Tuesday, May 15, 2012

Not long ago, El Salvador was a Central American success story, driven in part by a dynamic private sector, whose businesses expanded throughout the region. In recent years, however, the country’s economic scenario has turned bleak, characterized by weak growth and high levels of debt.

A major problem is that El Salvador has all but been ignored by foreign investors. Last year, the country received only $386 million in foreign direct investment, by far the lowest amount in the region, either in absolute terms, or on a per-person basis. Low-cost loans from multilateral agencies were expected to make good the shortfall. But now, even that solution is doubtful. As a result of El Salvador’s failure to hold its fiscal deficit at a maximum of 2.5 per cent of the country’s gross domestic product, the International Monetary Fund has suspended a loan of $790 million, which it had guaranteed under a stand-by arrangement.
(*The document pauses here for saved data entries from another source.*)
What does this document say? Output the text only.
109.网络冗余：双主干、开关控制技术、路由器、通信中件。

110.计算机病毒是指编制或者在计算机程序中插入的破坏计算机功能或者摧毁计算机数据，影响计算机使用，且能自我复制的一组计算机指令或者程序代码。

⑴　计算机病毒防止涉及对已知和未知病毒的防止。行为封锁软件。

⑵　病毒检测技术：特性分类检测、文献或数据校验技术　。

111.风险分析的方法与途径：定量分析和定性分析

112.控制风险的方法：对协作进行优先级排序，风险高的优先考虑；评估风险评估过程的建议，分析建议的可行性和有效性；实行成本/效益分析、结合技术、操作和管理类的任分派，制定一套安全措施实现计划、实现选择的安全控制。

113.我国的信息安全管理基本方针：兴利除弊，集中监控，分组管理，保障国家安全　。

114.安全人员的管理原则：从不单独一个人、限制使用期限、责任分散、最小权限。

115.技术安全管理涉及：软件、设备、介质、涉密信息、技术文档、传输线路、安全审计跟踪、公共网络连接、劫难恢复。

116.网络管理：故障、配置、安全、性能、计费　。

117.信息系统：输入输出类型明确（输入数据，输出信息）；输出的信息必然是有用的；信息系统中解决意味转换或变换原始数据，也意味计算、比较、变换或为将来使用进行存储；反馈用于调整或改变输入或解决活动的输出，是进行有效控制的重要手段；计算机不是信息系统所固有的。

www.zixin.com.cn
Last year, El Salvador’s deficit reached 4 percent.

The Fund says that "its decision is negative for the country, which is highly dependent on multilateral support, considering its weak growth outlook, high indebtedness and low inflows of foreign direct investment."

A recent poll showed president Mauricio Funes as being the most popular Central American leader.

But the favorable rating may not last long, in the face of economic results, which continue to be poor.

An indication of possible cracks in Funes’ popularity came last month, when Héctor Dada resigned as finance minister, because he disagreed with the president's economic policies.